The $(1, 2)$-mixed norm of some matrix $X\in \mathbb{R}^{m \times n}$ is defined as
$$\| X \|_{1,2} = \sum_{j=1}^m \|x_{i,*}\|_2$$
where $x_{i,*}$ denotes the $i^{\text{th}}$ row of $X$. I am trying to find $$\frac{\partial}{\partial X} \|X\|_{1,2}$$ but am confused how to go about this. Does anyone know what this reduces to? I have already consulted the matrix cookbook.
On
This norm seems a bit weird, nonetheless its gradient can be written as $$\eqalign{ \frac{\partial N}{\partial X} &= X\odot\Big[(X\odot X)\,1_n\Big]^{\odot-1/2} \cr }$$ where $1_n$ is the vector with all elements equal to one, and $\odot$ represents the Hadamard (element-wise) product.
Update
Here are the details leading to the above result.
The conventional definition of the $L_{p,q}$ norm of $X\in{\mathbb R}^{m\times n}$ is $$ \|X\|_{p,q} = \left[\sum_{j=1}^n \left( \sum_{i=1}^m |X_{ij}|^p \right)^{q/p}\right]^{1/q} $$ The definition used in this question transposes the (p,q) indices as well as the order of the summations $$ \|X\|_{q,p} = \left[\sum_{i=1}^m \left( \sum_{j=1}^n |X_{ij}|^p \right)^{q/p}\right]^{1/q} $$ nevertheless, this is the defintion we will work with, and for typing convenience we'll simply call it $N$.

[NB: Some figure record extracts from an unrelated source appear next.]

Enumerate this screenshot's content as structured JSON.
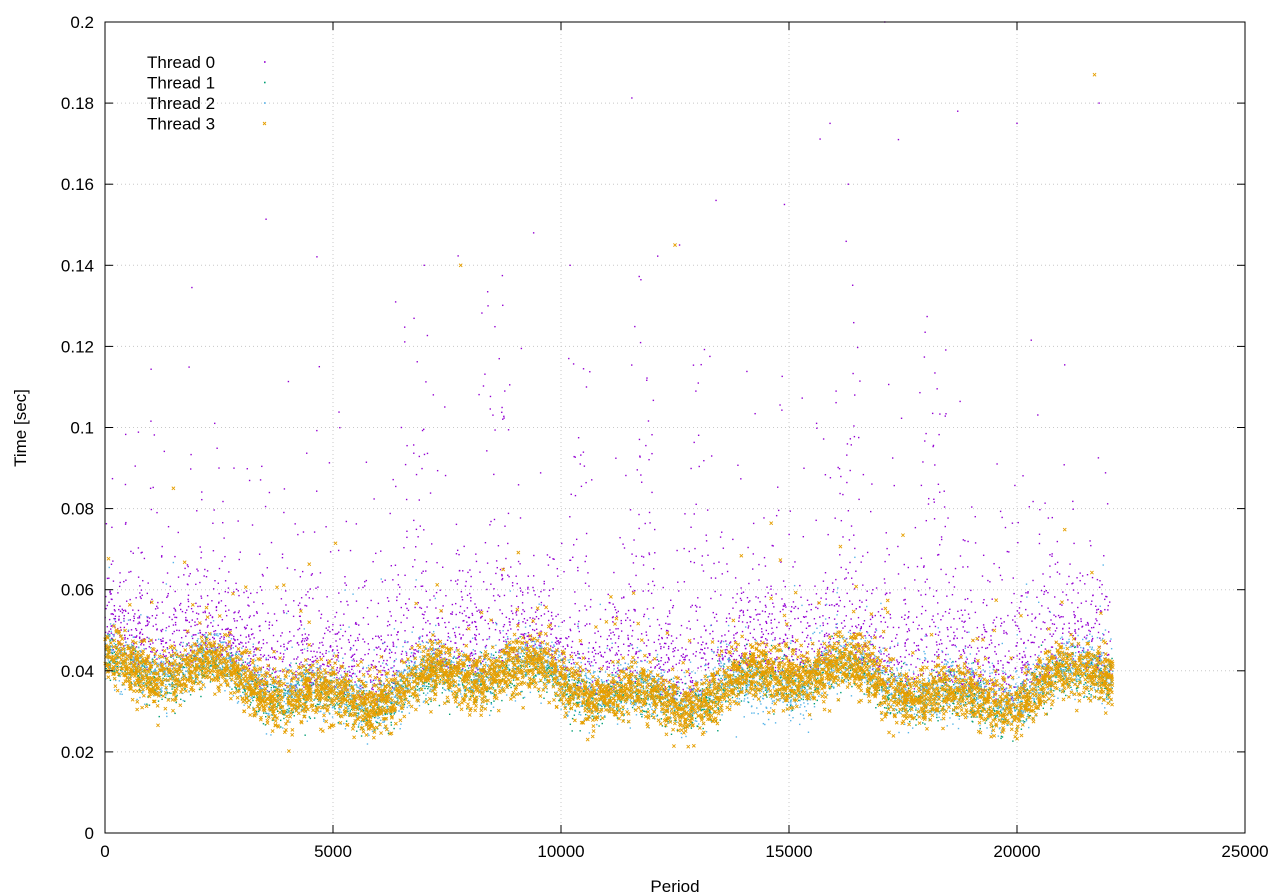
{
  "chart_data": {
    "type": "scatter",
    "title": "",
    "xlabel": "Period",
    "ylabel": "Time [sec]",
    "xlim": [
      0,
      25000
    ],
    "ylim": [
      0,
      0.2
    ],
    "x_ticks": [
      0,
      5000,
      10000,
      15000,
      20000,
      25000
    ],
    "x_tick_labels": [
      "0",
      "5000",
      "10000",
      "15000",
      "20000",
      "25000"
    ],
    "y_ticks": [
      0,
      0.02,
      0.04,
      0.06,
      0.08,
      0.1,
      0.12,
      0.14,
      0.16,
      0.18,
      0.2
    ],
    "y_tick_labels": [
      "0",
      "0.02",
      "0.04",
      "0.06",
      "0.08",
      "0.1",
      "0.12",
      "0.14",
      "0.16",
      "0.18",
      "0.2"
    ],
    "grid": true,
    "legend_position": "top-left",
    "series": [
      {
        "name": "Thread 0",
        "color": "#9400d3",
        "marker": "dot",
        "summary": {
          "x_range": [
            0,
            22100
          ],
          "typical_y": 0.038,
          "max_y": 0.2
        },
        "sample_points": [
          [
            1000,
            0.085
          ],
          [
            2500,
            0.09
          ],
          [
            4700,
            0.115
          ],
          [
            6500,
            0.1
          ],
          [
            7000,
            0.14
          ],
          [
            8400,
            0.13
          ],
          [
            9400,
            0.148
          ],
          [
            10200,
            0.14
          ],
          [
            12600,
            0.145
          ],
          [
            13400,
            0.156
          ],
          [
            14900,
            0.155
          ],
          [
            15900,
            0.175
          ],
          [
            16300,
            0.16
          ],
          [
            17100,
            0.2
          ],
          [
            17400,
            0.171
          ],
          [
            18700,
            0.178
          ],
          [
            20000,
            0.175
          ],
          [
            21800,
            0.18
          ]
        ]
      },
      {
        "name": "Thread 1",
        "color": "#009e73",
        "marker": "dot",
        "summary": {
          "x_range": [
            0,
            22100
          ],
          "typical_y": 0.036,
          "max_y": 0.06
        },
        "sample_points": [
          [
            100,
            0.042
          ],
          [
            3700,
            0.036
          ],
          [
            7000,
            0.037
          ],
          [
            10500,
            0.035
          ],
          [
            14500,
            0.034
          ],
          [
            18000,
            0.036
          ],
          [
            22000,
            0.034
          ]
        ]
      },
      {
        "name": "Thread 2",
        "color": "#56b4e9",
        "marker": "dot",
        "summary": {
          "x_range": [
            0,
            22100
          ],
          "typical_y": 0.037,
          "max_y": 0.07
        },
        "sample_points": [
          [
            100,
            0.041
          ],
          [
            2000,
            0.038
          ],
          [
            6000,
            0.035
          ],
          [
            10000,
            0.036
          ],
          [
            14500,
            0.031
          ],
          [
            18000,
            0.036
          ],
          [
            22000,
            0.033
          ]
        ]
      },
      {
        "name": "Thread 3",
        "color": "#e69f00",
        "marker": "x",
        "summary": {
          "x_range": [
            0,
            22100
          ],
          "typical_y": 0.036,
          "max_y": 0.187
        },
        "sample_points": [
          [
            300,
            0.042
          ],
          [
            1500,
            0.085
          ],
          [
            3700,
            0.03
          ],
          [
            7800,
            0.14
          ],
          [
            12500,
            0.145
          ],
          [
            15200,
            0.035
          ],
          [
            21700,
            0.187
          ],
          [
            22000,
            0.032
          ]
        ]
      }
    ]
  }
}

We need a few more things before we get started, the Frobenius inner product, the Hadamard (element-wise) product, and Hadamard exponentiation
$$\eqalign {
A:X &= \operatorname{tr}(A^TX) \cr
X^{\odot 2} &= X\odot X \cr
}$$
Let $A=\operatorname{abs}(X)$ where the abs function is also element-wise.
A particularly useful relationship between $A$ and $X$ is the following
$$\eqalign {
X\odot X &= A\odot A \cr
X\odot dX &= A\odot dA \cr\cr
}$$
Now we're ready to find the gradient $$\eqalign { N^q &= \bigg(A^{\odot p}\,1_n\bigg)^{\odot(q/p)}:1_m \cr\cr q\,N^{q-1}dN &= (q/p)\big(A^{\odot p}\,1_n\big)^{\odot(q/p-1)}\odot\big(pA^{\odot(p-1)}\odot dA\big)\,1_n:1_m \cr\cr N^{q-1}dN &= \big(A^{\odot p}\,1_n\big)^{\odot(q/p-1)}\odot 1_m:\big(A^{\odot(p-1)}\odot dA\big)\,1_n \cr &= \big(A^{\odot p}\,1_n\big)^{\odot(q/p-1)}:\big(A^{\odot(p-1)}\odot dA\big)\,1_n \cr &= \big(A^{\odot p}\,1_n\big)^{\odot(q/p-1)}1_n^T:A^{\odot(p-1)}\odot dA \cr &= \big(A^{\odot p}\,1_n1_n^T\big)^{\odot(q/p-1)}:A^{\odot(p-2)}\odot A\odot dA \cr &= \big(A^{\odot p}\,1_n1_n^T\big)^{\odot(q/p-1)}\odot A^{\odot(p-2)}:X\odot dX \cr &= \big(A^{\odot p}\,1_n1_n^T\big)^{\odot(q/p-1)}\odot A^{\odot(p-2)}\odot X:dX \cr \cr \frac{\partial N}{\partial X} &= N^{(1-q)}\,\big(A^{\odot p}\,1_{n\times n}\big)^{\odot(q/p-1)}\odot A^{\odot(p-2)}\odot X \cr \cr }$$ Substituting the values $(q\!=\!1,\, p\!=\!2)$ yields $$\eqalign { \frac{\partial N}{\partial X} &= \big[A^{\odot 2}\,1_{n\times n}\big]^{\odot-1/2}\odot X \cr &= X\odot \big[(X\odot X)\,1_{n\times n}\big]^{\odot-1/2} \cr\cr }$$ Note that the commutivity (and mutual commutivity) of the Hadamard and Frobenius products were used in several places in the derivation.
I'm also using a non-standard definition for negative Hadamard powers. If an element is non-zero take the indicated power, but if the element is zero leave it as zero.
I worked it out and it turns out to be a matrix of dimensions $m \times n$ such that the $i^{\text{th}}$ row equals $\frac{x_{i,*}}{||x_{i,*}||}$. For my purposes, I need to write this result in terms of $X$ and not its rows, but I don't know how.